2. Edgar Wood: Middleton’s answer to ‘who?’
Middleton-born Arts and Crafts architect Edgar Wood once designed houses, churches, and buildings nobody can quite point to but everyone agrees are terribly important. Known for fusing artistry with bricks, Wood is now immortalised in a pub and an academy, because nothing says “legacy” like a pint and a GCSE in design technology.
His fan club, largely composed of people who use phrases like “aesthetic integrity,” insist he was a genius. Meanwhile, the rest of the town continues to assume he was a carpenter with delusions of grandeur.
3. Thomas Langley: bishop, chancellor, and medieval overachiever
Middleton’s own Thomas Langley rose through ecclesiastical ranks to become Bishop of London, Bishop of Durham, and a Chancellor, a career trajectory only achievable in medieval England or modern-day nepotism.
After a stint in politics, he returned to Middleton and rebuilt the local church to include a wooden tower and a school, because nothing says divine inspiration like timber and teenage truancy. His name lives on in the Langley estate, where apostolic glory now manifests as a Spar, two vape shops, and an underfunded bus route.
4. Rochdale Town Hall: Hitler’s dream conservatory
Described as “one of the most historically significant buildings in the country” by people who haven’t seen the rest of the country, Rochdale Town Hall was once so admired that Adolf Hitler allegedly wanted it shipped back to Germany brick by brick. Which, to be fair, is the only known case of Nazi urban planning meeting northern gothic excess.

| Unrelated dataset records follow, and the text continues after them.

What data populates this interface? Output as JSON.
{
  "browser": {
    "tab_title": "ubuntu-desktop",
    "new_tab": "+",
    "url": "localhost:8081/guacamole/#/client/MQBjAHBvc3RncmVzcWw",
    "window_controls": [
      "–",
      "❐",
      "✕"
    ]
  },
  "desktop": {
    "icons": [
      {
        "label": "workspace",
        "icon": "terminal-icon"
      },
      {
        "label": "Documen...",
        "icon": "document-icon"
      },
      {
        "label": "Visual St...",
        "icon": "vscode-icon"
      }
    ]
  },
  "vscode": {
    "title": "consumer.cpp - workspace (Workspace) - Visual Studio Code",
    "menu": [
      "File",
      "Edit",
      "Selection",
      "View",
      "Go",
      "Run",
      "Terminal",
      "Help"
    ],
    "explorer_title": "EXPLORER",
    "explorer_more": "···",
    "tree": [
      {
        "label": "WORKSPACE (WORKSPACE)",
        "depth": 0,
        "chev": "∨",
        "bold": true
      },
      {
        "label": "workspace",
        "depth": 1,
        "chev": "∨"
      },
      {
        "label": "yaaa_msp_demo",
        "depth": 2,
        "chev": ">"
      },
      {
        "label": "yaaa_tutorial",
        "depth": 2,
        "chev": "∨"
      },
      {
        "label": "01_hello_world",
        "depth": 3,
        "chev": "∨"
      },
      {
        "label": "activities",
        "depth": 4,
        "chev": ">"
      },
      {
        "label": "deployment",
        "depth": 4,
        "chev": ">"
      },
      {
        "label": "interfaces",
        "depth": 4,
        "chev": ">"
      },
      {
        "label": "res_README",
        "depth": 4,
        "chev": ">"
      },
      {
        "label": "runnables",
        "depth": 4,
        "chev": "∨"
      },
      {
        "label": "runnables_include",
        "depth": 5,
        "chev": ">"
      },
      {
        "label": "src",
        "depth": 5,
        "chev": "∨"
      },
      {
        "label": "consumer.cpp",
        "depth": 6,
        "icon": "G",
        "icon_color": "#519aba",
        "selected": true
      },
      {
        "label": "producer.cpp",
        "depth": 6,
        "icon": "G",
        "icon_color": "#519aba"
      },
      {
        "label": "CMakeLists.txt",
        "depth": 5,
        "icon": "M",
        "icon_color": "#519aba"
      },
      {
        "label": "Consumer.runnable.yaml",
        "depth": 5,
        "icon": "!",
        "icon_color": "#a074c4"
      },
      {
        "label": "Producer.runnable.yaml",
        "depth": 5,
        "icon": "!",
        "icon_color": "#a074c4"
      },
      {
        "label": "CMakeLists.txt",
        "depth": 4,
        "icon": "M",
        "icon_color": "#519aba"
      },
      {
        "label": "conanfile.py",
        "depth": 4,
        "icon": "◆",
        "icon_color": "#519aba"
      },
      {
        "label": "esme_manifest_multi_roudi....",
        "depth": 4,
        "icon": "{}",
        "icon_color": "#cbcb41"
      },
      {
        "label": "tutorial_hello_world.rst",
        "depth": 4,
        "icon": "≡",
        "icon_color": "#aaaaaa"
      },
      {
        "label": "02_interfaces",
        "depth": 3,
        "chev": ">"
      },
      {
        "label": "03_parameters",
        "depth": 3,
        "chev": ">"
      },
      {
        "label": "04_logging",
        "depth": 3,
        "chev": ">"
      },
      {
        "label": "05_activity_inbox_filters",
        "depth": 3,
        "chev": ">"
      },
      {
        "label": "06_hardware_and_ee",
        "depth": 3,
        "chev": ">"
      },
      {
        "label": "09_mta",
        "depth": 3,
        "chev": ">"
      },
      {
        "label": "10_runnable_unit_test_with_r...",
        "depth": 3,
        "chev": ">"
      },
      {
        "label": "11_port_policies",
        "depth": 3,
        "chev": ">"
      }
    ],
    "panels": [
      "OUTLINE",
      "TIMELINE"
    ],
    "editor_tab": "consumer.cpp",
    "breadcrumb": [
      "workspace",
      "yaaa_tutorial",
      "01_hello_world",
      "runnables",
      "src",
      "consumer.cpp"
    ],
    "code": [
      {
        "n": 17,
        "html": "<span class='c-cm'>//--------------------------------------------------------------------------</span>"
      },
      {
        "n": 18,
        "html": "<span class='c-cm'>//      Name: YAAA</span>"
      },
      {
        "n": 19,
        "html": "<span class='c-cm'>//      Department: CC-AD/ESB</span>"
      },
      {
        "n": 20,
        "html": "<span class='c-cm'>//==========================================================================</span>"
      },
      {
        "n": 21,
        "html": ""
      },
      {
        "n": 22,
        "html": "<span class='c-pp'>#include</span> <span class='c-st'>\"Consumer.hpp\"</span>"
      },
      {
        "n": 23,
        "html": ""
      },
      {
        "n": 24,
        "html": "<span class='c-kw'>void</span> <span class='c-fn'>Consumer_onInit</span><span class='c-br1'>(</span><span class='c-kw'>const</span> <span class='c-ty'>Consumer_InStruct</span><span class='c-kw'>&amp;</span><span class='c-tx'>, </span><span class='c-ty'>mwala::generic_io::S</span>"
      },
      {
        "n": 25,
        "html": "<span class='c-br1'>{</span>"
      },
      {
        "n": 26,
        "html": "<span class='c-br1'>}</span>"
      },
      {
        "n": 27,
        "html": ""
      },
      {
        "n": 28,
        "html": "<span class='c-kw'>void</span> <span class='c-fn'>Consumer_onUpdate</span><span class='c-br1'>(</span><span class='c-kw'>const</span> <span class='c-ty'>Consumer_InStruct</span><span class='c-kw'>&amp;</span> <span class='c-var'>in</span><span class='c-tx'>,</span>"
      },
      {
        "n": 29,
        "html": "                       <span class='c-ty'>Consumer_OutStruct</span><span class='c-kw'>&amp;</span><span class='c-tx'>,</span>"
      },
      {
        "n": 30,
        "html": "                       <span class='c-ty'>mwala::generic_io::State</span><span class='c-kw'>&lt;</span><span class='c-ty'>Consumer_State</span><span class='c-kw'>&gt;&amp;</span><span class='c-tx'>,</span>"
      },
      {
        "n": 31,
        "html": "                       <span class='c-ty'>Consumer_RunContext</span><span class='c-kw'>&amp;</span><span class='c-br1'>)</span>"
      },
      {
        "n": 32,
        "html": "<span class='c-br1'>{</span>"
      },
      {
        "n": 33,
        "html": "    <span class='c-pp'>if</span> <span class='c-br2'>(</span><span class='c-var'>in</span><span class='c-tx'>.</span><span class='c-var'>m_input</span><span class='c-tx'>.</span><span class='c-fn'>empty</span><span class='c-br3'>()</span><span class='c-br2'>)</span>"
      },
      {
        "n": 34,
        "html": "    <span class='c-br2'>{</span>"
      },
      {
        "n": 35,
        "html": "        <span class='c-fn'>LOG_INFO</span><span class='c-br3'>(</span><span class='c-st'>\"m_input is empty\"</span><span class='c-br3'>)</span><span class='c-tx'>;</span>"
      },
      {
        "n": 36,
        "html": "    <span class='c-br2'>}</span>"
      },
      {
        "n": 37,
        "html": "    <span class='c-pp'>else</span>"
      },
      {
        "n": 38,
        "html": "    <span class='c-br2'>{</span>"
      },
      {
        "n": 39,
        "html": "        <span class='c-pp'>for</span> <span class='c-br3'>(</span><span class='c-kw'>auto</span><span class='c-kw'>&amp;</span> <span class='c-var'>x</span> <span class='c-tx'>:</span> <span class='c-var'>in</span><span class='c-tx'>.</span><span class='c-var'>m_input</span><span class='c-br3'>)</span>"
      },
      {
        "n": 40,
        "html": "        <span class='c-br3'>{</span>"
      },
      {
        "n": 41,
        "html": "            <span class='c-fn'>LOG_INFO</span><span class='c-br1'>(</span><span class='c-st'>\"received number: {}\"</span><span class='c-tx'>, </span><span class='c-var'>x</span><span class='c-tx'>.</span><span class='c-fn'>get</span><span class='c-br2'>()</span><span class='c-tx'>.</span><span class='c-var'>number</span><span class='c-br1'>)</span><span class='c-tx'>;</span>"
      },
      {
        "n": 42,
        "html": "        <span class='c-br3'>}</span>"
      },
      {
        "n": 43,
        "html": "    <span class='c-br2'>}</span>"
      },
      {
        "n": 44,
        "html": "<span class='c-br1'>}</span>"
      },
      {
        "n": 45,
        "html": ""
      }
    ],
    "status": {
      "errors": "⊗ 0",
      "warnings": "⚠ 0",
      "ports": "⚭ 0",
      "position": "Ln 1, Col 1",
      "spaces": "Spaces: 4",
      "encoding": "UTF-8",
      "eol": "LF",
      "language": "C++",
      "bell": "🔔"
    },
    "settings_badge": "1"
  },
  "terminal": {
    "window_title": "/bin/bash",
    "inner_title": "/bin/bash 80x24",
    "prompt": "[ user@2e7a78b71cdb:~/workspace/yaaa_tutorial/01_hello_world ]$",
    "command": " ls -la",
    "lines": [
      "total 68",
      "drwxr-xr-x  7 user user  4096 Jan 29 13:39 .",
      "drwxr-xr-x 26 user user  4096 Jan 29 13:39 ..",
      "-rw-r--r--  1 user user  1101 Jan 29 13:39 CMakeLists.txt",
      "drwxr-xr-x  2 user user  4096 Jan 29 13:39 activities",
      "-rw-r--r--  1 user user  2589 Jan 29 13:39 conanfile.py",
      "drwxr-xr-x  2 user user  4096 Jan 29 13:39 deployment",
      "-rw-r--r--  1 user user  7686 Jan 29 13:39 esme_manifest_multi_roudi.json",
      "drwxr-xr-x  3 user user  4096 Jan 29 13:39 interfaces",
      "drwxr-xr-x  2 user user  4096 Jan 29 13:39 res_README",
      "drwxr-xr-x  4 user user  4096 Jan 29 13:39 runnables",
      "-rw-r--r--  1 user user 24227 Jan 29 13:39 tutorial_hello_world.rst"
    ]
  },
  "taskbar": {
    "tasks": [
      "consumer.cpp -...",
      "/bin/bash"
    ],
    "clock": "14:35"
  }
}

Recently restored for £20 million, roughly the price of six pothole repairs in Greater Manchester, the building now boasts chandeliers, ceremonial rooms, and a permanent sense of “we should probably be doing something else with this money.”
5. Famous Rochdalians: from Kavana to Keira
Rochdale’s famous exports include Olympic medallist Keri-Anne Payne, footballer Keira Walsh, and Lofty from It Ain’t Half Hot Mum, a man so closely linked to the town he’s buried in it.
Pop star Kavana, known for being nearly famous in the ’90s, hails from Middleton and has written a memoir no one in Rochdale has read but everyone is quietly proud of. Martin Coogan, brother of someone more famous, also gets a mention, proving once again that if you can’t be the main act, being related to one will do.
In conclusion, Rochdale continues to punch above its weight in obscurity, canal infrastructure, and mildly confusing fame. Reporting proudly, and slightly damply, from down the M62.